Las prisas y temores que ahora se han manifestado, y las reacciones simplistas y demagógicas de algunos líderes de la oposición, muestran que es urgente consensuar un plan estratégico que comprenda no sólo iniciativas de ahorro, sino de racionalización de los consumos, de pedagogía social y, desde luego, de mayor inversión continuada en energías renovables, de promoción de los biocombustibles, de apuesta por los coches eléctricos y, en general, de mayor diversificación energética.

Estos asuntos no deben plantearse sólo en términos de costes inmediatos, ni de enroques en enfoques presupuestarios pretendidamente ortodoxos y alicortos, sino que estamos ante una cuestión de seguridad, de inversión a medio plazo y de comprensión global de nuestras perspectivas económicas. En tal sentido hay que entender que unas subidas desmedidas –y poco previstas– de la factura del petróleo pueden deteriorar gravemente nuestra balanza comercial y yugular las posibilidades de recuperación de nuestra economía.

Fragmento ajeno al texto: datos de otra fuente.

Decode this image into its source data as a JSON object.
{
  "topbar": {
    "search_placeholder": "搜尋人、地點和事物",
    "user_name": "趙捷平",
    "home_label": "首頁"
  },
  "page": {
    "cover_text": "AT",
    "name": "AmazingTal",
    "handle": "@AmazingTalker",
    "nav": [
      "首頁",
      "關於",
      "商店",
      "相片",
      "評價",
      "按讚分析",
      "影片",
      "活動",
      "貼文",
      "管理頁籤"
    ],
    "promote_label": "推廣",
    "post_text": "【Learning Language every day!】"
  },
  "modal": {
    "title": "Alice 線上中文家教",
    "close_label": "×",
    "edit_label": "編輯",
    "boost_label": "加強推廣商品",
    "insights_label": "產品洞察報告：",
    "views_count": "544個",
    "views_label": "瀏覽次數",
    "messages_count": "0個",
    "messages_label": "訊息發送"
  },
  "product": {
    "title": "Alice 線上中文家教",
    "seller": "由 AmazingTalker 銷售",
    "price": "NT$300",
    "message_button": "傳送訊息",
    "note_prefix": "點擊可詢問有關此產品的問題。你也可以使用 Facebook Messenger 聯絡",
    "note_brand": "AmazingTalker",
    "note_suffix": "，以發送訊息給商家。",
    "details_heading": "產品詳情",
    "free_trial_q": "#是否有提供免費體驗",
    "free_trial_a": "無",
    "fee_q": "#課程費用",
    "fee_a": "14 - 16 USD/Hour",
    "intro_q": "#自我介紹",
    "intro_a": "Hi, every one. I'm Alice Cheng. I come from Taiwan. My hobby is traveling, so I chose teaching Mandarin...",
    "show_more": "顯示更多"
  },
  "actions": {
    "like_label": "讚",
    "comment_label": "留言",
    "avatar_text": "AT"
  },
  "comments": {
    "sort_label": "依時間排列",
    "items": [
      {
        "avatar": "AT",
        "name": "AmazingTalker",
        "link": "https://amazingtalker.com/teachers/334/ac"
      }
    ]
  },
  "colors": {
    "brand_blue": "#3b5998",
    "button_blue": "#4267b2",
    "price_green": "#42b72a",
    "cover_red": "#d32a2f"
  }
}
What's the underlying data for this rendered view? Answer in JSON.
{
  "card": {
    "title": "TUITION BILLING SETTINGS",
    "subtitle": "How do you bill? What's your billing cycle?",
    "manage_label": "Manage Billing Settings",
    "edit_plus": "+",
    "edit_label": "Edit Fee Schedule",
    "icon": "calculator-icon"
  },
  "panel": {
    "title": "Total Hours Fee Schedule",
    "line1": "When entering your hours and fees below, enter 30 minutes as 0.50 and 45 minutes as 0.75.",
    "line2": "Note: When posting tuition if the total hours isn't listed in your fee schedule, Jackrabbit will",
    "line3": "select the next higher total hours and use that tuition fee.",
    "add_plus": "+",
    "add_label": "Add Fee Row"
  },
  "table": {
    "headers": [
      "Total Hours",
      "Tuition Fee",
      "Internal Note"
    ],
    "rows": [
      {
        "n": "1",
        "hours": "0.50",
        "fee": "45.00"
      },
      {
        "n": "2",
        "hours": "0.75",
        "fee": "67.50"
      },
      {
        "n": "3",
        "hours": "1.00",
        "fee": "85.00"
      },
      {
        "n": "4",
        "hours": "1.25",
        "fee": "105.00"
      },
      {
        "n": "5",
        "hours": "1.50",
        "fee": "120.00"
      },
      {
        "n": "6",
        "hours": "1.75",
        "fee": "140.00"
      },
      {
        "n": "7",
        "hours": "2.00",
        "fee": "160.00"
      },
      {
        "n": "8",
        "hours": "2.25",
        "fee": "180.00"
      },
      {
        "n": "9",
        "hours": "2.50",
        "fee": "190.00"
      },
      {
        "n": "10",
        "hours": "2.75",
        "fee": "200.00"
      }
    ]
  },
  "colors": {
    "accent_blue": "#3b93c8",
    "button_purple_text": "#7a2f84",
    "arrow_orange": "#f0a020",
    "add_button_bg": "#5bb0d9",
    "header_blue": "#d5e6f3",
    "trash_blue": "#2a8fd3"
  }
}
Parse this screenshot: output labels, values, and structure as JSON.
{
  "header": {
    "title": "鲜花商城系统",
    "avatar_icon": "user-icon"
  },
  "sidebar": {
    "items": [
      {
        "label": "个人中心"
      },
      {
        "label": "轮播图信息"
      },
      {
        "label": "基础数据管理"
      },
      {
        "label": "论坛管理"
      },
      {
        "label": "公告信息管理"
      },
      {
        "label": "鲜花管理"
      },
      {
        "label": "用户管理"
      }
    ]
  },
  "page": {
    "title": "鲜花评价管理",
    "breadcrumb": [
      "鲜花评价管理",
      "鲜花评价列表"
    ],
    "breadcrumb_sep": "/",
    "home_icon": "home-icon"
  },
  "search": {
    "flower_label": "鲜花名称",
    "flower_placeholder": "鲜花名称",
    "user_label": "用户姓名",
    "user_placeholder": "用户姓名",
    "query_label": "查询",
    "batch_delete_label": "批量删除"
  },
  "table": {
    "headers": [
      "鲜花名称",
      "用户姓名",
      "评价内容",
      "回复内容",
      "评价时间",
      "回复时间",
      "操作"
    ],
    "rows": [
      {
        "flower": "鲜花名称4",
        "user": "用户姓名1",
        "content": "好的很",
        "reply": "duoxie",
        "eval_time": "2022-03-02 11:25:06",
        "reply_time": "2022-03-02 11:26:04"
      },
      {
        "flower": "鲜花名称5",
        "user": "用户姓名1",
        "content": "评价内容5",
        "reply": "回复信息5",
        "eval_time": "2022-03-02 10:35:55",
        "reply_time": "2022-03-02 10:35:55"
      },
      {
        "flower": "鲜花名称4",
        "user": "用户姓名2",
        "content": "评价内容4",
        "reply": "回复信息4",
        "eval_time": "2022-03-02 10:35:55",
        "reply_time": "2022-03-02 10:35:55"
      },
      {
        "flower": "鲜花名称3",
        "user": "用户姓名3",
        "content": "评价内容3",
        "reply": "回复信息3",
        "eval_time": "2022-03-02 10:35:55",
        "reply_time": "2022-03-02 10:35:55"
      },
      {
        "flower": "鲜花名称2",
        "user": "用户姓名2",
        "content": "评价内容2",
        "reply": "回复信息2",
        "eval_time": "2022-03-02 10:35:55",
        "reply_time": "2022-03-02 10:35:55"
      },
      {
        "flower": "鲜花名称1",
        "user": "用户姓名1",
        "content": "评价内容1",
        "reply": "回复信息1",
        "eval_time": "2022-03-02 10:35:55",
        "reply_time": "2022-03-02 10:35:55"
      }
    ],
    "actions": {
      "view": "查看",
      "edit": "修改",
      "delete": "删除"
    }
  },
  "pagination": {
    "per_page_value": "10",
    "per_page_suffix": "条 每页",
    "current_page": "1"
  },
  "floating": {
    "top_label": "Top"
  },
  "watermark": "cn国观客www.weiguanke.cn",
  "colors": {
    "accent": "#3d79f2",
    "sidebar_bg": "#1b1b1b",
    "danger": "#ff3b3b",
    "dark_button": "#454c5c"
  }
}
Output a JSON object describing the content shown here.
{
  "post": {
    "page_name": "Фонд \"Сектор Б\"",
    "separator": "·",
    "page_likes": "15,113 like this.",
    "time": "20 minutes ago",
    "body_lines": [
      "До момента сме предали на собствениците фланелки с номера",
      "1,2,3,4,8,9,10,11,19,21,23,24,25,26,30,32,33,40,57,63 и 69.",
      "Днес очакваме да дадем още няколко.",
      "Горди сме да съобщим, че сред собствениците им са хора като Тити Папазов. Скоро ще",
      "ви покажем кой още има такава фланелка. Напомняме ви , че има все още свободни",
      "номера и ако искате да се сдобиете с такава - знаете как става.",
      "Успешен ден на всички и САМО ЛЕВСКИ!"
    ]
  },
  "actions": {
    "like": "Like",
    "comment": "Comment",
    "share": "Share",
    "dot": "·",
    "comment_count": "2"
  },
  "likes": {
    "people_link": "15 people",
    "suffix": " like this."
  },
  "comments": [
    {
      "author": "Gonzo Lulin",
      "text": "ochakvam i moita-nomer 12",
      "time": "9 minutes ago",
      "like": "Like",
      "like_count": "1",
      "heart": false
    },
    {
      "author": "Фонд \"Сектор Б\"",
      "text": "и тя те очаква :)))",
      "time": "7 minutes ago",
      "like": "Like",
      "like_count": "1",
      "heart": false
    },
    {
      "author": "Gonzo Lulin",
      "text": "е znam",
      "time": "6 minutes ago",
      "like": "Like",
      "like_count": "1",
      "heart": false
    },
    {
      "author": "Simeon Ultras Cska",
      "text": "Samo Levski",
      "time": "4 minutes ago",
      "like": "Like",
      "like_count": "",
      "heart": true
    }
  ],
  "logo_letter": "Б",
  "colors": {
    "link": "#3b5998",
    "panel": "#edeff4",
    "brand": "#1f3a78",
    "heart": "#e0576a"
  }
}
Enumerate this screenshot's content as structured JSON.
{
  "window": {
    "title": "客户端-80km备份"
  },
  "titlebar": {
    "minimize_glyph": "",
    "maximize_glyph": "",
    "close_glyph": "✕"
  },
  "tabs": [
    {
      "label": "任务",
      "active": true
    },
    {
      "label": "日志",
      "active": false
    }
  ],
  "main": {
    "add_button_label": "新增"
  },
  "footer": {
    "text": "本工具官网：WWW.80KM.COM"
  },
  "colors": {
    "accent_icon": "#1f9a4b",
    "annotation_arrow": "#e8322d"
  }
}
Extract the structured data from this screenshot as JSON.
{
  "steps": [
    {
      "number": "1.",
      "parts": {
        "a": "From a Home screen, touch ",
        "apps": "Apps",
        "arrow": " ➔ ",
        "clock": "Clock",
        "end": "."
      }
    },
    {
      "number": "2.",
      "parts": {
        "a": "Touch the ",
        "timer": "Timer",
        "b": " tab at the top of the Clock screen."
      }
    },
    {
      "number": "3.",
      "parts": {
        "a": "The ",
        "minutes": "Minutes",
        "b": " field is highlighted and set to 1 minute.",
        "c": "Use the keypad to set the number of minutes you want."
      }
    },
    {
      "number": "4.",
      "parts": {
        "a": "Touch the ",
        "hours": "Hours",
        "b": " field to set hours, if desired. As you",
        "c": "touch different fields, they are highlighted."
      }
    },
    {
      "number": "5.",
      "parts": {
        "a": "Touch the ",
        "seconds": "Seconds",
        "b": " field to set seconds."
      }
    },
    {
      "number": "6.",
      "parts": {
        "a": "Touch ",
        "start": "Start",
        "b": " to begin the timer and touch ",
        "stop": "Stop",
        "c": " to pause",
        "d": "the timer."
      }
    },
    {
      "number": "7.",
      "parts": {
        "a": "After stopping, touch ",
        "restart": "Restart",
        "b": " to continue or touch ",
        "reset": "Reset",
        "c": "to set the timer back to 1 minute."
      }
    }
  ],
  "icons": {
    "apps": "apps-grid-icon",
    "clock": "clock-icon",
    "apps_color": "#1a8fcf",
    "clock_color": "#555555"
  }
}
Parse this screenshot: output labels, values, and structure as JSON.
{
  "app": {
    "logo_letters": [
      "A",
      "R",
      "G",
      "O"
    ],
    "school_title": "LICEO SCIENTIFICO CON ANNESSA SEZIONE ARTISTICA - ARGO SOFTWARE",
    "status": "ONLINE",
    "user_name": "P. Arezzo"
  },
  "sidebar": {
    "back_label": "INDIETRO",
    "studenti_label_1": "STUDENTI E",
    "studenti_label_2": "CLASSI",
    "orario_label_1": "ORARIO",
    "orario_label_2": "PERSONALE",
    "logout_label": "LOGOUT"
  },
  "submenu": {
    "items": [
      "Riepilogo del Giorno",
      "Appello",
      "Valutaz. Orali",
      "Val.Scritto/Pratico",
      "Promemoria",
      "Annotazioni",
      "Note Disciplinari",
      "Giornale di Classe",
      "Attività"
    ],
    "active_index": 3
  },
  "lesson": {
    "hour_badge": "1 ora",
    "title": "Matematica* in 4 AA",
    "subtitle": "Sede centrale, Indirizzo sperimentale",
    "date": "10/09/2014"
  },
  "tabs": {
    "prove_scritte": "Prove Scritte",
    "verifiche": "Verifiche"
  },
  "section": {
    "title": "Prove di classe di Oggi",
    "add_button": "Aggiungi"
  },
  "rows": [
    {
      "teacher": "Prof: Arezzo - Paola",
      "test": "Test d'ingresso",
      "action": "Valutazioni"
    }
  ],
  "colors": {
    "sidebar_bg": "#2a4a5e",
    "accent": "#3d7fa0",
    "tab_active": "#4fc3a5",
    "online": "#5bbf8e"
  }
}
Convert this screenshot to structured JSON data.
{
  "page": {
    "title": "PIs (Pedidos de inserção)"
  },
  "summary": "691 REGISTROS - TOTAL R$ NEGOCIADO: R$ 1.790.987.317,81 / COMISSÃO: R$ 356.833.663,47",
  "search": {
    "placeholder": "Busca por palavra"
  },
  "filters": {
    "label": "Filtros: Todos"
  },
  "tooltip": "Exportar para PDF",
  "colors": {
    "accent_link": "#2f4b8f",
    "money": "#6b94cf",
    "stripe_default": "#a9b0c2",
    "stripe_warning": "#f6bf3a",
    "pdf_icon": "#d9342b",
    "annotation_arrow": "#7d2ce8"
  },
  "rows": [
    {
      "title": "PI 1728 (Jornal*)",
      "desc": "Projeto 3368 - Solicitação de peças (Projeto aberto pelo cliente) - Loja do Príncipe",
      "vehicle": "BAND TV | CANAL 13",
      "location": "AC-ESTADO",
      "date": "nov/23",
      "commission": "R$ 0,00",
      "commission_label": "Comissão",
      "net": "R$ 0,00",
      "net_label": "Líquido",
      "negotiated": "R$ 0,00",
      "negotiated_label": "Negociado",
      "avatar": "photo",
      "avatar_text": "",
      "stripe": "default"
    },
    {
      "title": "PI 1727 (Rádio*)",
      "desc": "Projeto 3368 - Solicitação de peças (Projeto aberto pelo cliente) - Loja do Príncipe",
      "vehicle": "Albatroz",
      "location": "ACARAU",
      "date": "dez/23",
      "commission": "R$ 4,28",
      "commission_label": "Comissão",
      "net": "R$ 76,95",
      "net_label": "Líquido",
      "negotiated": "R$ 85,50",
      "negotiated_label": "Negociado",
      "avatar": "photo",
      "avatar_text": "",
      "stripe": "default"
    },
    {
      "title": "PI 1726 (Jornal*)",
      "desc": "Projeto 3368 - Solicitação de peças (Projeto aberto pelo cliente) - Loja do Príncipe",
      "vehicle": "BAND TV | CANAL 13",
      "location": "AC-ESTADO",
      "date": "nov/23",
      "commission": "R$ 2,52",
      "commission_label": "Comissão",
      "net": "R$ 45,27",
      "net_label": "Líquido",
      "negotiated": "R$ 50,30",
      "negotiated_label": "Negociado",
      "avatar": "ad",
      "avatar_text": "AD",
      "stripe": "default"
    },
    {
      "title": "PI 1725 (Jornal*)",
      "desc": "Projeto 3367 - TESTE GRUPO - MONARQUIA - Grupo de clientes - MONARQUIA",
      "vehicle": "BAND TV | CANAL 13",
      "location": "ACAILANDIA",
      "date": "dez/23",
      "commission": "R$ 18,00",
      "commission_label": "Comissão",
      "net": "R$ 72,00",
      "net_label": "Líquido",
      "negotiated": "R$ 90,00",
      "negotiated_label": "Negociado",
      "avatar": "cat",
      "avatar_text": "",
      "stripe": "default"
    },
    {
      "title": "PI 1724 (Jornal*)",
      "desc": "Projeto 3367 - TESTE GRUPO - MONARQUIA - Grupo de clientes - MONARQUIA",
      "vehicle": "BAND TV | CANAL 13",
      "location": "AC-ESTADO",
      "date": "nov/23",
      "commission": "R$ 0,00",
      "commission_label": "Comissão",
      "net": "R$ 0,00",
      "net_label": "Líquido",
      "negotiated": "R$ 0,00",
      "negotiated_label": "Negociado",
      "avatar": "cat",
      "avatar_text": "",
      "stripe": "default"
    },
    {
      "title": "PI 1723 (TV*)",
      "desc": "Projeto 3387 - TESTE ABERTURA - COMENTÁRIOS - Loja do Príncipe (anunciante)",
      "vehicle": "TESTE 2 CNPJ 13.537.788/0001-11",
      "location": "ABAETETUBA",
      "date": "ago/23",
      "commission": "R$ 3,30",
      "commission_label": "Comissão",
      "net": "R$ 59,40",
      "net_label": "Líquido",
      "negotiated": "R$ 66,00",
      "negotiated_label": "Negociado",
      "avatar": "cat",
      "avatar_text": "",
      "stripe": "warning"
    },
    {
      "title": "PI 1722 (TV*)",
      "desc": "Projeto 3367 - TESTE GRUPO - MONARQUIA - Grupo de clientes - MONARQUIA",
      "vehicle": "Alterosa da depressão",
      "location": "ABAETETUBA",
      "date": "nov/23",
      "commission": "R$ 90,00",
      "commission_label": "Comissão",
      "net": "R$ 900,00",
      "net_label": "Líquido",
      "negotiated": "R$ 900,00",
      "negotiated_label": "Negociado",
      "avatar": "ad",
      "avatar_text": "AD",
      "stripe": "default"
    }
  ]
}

Mientras tanto, los países de la OCDE estamos “enviando” una cantidad fabulosa –y creciente– de recursos monetarios a algunos países exportadores de petróleo, en una forma que en nada está contribuyendo a compensar las desigualdades internacionales, sino que tiende a concentrarse en unas pocas fortunas que están adquiriendo un grado desmedido de influencia en las finanzas y en la economía de nuestros países, adquiriendo incluso –a veces a precios de saldo– las empresas que tales dinámicas están poniendo en crisis.

En realidad, el dinero que destinemos a promover energías alternativas al petróleo no sólo se quedará en nuestro país, sino que contribuirá a generar actividad económica, dinamismo productivo y empleos. Es decir, todo lo contrario de lo que ocurre con el dinero que se destina a pagar la factura del petróleo.

¿Se puede sostener tal situación? Esto sí que es un tema importante de debate político.